Bisnis.com, JAKARTA-- Asosiasi Tol Indonesia mempertanyakan ketegasan pemerintah atas peluang partisipasi perusahaan swasta dalam pengelolaan tol, menyusul rencana Kementerian BUMN membentuk holding BUMN konstruksi dan jalan tol untuk memperbesar aset.
Ketua Asosiasi Tol Indonesia Fatchur Rachman menilai pembentukan holding BUMN konstruksi dan jalan tol akan memperbesar kemampuan perusahaan milik negara dalam mengerjakan proyek tol di tanah air. Dengan kapasitas yang lebih besar, BUMN dapat mengerjakan proyek tol dengan skala besar.
“Ini akan memberi dampak positif. [Perusahaan] yang kecil-kecil, digabung menjadi satu yang besar, bisa melakukan deal-deal yang lebih besar dan pendanaan menjadi jauh lebih mudah,” ujarnya kepada Bisnis.com, Minggu (18/9/2016).
Meski demikian, dia menyatakan adanya holding konstruksi dan tol ini bukan menjadi jaminan kelancaran pengerjaan proyek tol di Indonesia. Menurutnya, faktor penentu keberhasilan proyek tol terletak pada kewajiban pemerintah dalam melakukan pengadaan tanah.

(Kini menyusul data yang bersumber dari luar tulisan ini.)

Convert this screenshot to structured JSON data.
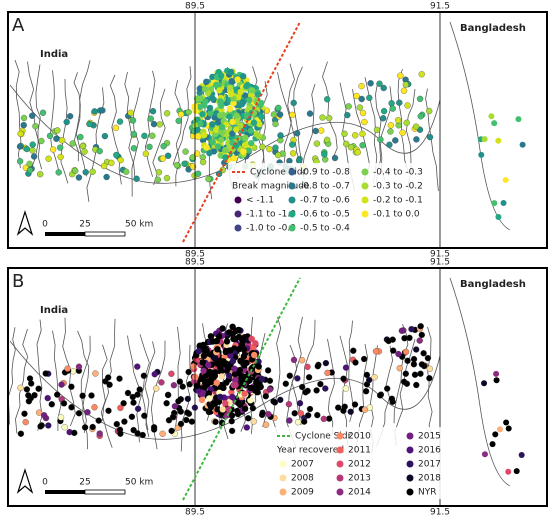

Di sisi lain, dia mempertanyakan keseriusan pemerintah untuk memperbesar keterlibatan sektor swasta dalam pengelolaan tol. Pasalnya, sebelum terbentuknya holding BUMN tol pun, dia menilai proyek-proyek tol telah dimonopoli oleh BUMN.
“Tadinya swasta itu ingin diberdayakan, diundang masuk. Nah ini dengan BUMN diperbesar, posisi ke depannya akan bagaimana peran swasta?” ujarnya.
Fatchur menyatakan, ketegasan pemerintah sangat diperlukan bagi perusahaan swasta dalam menentukan arah investasi perusahaan ke depannya. Bila pemerintah memang mengandalkan investasi dari BUMN untuk tol, ujarnya, maka perusahaan swasta bisa mengalihkan dana investasinya ke sektor lain yang lebih prospektif.
Kepala Badan Pengatur Jalan Tol Herry Trisaputra Zuna mengatakan tidak akan ada perbedaan dan perlakuan khusus terhadap holding BUMN jalan tol dalam proses lelang di masa mendatang. Dalam proses lelang, BUMN yang mendaftar sebagai peserta lelang tetap tercantum sebagai anak perusahaan.
“Dari segi pengelolaan tol yang sudah ada juga saya pikir tidak akan ada yang berubah. Ini kan hanya untuk memperbesar aset BUMN saja,” ujarnya.
Data BPJT menunjukkan, BUMN memang masih menjadi pemain utama dalam bisnis jalan tol, di mana PT Jasa Marga (Persero) Tbk memegang konsesi sebanyak 1.244 kilometer jalan tol, disusul PT Waskita Tollroad 729,2 kilometer. Sementara perusahaan swasta seperti PT Astratel Nusantara memiliki konsesi tol sepanjang 227,75 kilometer.
Direktur Utama PT Hutama Karya I Gusti Ngurah Putera menyatakan perseroan masih menunggu arahan dari Kementerian BUMN untuk pembentukn holding ini.
Dalam holding tersebut, rencananya PT Hutama Karya akan ditunjuk sebagai induk perusahaan, dengan anak perusahaan antara lain PT Jasa Marga (Persero) Tbk, PT Waskita Karya (Persero) Tbk, PT Wijaya Karya (Persero)Tbk, PT Istaka Karya, dan PT Yodya Karya.
Dalam data roadmap Kementerian BUMN disebutkan, pembentukan holding bertujuan memperbesar kapasitas BUMN dan meningkatkan kontribusi pendapatan BUMN kepada negara, dari posisi saat 2015 yang sebesar Rp202 triliun, menjadi Rp635 triliun pada 2019.
Adapun holding BUMN jalan tol ini diproyeksikan dapat meningkatkan aset BUMN konstruksi dan jalan tol yang terlibat dari total Rp99,2 triliun pada 2015 menjadi Rp381,9 triliun di 2019.
Pemerintah membentuk enam holding BUMN sektoral pada tahun ini, yang meliputi holding sektor pertambangan, migas, pangan, perbankan dan jasa keuangan, jalan tol dan konstruksi, serta perumahan.
Pemerintah akan tetap memiliki kontrol atas anak holding BUMN, melalui penguasaan 100% saham dalam holding, saham dwiwarna di anak perusahaan, serta manajemen holding dan anak perusahaan yang ditetapkan oleh pemerintah.